L’improvisation fournit à l'organisation des solutions opératoires nouvelles et flexibles autour d'une trame commune. Elle s'exerce et se modèle largement en fonction du terrain et des contextes locaux. Pour que la trame commune existe, elle doit être nourrie et balisée par les cartes cognitives que portent les acteurs. Lorsque les processus de cognition internes à l’organisation sont faibles ou sont discontinus, les acteurs qui sont au contact du terrain ne savent pas ou plus comment inscrire leurs choix singuliers dans un corridor d’action collectif ou stratégique. Ou bien celui-ci s’avère être trop flou ou bien il se présente comme trop étroit. De son côté, le sommet de l’organisation ne sait pas comment rendre concrets les messages à implication stratégique qu'il émet puisqu’il connaît mal les contextes spécifiques auxquels ils s’appliquent. L’entreprise affronte une situation de double incertitude cognitive, faute de recouvrements et de relais de traductions successives entre son siège et sa base. La rupture avec le terrain accentue la diminution des possibilités d’improvisation.

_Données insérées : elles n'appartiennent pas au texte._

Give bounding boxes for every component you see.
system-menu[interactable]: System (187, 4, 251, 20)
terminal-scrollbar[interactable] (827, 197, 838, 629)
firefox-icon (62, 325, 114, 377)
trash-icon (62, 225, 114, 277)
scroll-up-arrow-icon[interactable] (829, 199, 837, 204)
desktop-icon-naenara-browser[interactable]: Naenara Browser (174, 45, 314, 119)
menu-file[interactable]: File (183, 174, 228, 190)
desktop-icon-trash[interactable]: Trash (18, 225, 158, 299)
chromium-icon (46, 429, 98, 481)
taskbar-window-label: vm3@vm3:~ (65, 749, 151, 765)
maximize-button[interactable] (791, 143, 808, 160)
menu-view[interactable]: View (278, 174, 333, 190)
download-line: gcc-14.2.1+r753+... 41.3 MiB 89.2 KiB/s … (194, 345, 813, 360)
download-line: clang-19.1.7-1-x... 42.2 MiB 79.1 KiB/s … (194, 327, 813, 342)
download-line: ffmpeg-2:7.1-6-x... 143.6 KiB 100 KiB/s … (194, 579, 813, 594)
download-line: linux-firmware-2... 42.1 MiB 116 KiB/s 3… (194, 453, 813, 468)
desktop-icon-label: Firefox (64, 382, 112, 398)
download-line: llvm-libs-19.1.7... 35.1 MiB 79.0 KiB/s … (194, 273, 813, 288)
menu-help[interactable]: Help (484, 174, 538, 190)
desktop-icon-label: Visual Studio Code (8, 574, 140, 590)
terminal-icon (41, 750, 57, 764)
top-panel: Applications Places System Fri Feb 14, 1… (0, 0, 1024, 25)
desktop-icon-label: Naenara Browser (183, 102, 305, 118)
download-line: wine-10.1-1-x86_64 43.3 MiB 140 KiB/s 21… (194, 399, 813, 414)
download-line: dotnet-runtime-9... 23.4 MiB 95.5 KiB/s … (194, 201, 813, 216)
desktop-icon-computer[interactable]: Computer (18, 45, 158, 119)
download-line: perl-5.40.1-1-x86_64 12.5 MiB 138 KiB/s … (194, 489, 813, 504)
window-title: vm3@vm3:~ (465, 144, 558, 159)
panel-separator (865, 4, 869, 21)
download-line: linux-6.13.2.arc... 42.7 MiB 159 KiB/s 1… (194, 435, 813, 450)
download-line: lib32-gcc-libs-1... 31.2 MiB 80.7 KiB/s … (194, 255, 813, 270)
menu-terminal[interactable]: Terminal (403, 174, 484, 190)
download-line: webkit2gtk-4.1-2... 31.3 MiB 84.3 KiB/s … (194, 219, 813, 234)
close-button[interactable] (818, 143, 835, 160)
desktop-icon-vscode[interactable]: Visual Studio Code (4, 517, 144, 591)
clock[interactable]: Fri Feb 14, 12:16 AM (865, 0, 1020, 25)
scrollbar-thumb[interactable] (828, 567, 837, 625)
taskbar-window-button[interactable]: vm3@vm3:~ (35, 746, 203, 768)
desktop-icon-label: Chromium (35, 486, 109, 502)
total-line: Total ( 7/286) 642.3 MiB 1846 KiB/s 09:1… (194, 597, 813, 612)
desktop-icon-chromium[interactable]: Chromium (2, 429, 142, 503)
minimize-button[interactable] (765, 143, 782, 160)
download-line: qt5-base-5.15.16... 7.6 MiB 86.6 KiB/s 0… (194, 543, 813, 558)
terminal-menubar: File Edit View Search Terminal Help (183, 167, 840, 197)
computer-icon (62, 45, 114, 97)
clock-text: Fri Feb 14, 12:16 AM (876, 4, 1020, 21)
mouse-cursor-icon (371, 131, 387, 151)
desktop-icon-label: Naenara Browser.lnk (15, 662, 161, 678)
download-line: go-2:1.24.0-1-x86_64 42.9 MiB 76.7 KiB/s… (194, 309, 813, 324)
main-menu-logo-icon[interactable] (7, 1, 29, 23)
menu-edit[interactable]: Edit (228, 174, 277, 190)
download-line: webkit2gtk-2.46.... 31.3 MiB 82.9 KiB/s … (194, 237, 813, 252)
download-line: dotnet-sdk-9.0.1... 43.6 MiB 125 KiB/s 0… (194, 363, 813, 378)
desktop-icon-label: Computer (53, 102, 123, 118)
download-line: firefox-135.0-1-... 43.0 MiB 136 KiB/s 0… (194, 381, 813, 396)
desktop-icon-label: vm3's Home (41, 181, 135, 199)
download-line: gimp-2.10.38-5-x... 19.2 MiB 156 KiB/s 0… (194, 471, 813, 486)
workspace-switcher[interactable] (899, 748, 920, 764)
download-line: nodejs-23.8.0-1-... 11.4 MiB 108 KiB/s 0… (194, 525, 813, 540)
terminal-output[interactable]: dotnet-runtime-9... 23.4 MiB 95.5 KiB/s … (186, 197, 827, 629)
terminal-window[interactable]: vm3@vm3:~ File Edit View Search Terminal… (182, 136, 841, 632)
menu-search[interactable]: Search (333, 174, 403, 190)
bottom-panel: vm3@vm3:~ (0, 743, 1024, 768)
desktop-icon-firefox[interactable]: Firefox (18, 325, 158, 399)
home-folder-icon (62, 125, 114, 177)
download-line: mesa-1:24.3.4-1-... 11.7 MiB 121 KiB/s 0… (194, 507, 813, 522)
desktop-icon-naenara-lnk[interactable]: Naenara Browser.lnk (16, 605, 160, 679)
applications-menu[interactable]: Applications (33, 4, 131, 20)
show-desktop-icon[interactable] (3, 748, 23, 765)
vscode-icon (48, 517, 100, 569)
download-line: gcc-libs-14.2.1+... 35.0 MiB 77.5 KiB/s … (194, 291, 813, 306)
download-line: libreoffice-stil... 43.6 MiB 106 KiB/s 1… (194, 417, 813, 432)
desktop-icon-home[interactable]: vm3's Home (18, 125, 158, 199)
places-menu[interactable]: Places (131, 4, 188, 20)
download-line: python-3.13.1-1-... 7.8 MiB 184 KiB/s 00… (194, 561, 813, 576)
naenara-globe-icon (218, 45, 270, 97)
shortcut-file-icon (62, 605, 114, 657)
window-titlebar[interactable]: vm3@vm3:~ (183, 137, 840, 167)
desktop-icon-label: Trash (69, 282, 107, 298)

Le type 3 ou modèle organisationnel mercenarial est à cet égard paroxystique. Une entreprise qui se positionne sur des paradigmes d’exploitation et dans un horizon de court terme se satisfait parfaitement de chaînes cognitives limitées. Un langage partagé lui est peu utile. Elle peut se contenter de corridors d’action étroits, donc de capacités d’improvisation faibles. Recruter des mercenaires pour occuper les postes dirigeants, accepter des taux de roulement élevés du personnel, ne pas disposer de cadres ayant une connaissance de l’organisation et de son contexte externe sont autant de facteurs qui offrent des avantages relatifs, mais à une condition : qu'ils se compensent par le recours à des routines, par l’adoption de "bonnes pratiques" plus ou moins banalisées et uniformes. La nature exogène des vecteurs de prévisibilité que mobilise l’entreprise est associée dans le type 3 à des capacités d’improvisation qui sont réduites à leur plus faible niveau.

Dans certains cas, la destruction de l’endogène existant et de la capacité d’improvisation passée peut se révéler nécessaire. Un repositionnement de l’entreprise sur un modèle de type 3 permet en peu de temps de provoquer un choc culturel. Il aide à la destruction immédiate d’un capital de traditions et de procédures accumulé au fur et à mesure de son histoire. La table rase qu’opère le recours à de l’exogène sur le plan du personnel et des cognitions est alors associée à une situation dite de crise. Si la régulation sociale dans l’organisation s’affaiblit, si la communauté cognitive se distend, l’atteinte de résultats économiques à court terme (la survie) ou un repositionnement stratégique à brève échéance (une modification de la menace)

impose des recentrages ou des restructurations parfois dramatiques que des mercenaires assument. En attendant, savoir improviser et fabriquer de la complexité organisationnelle restent des compétences qui sont absentes et négligées.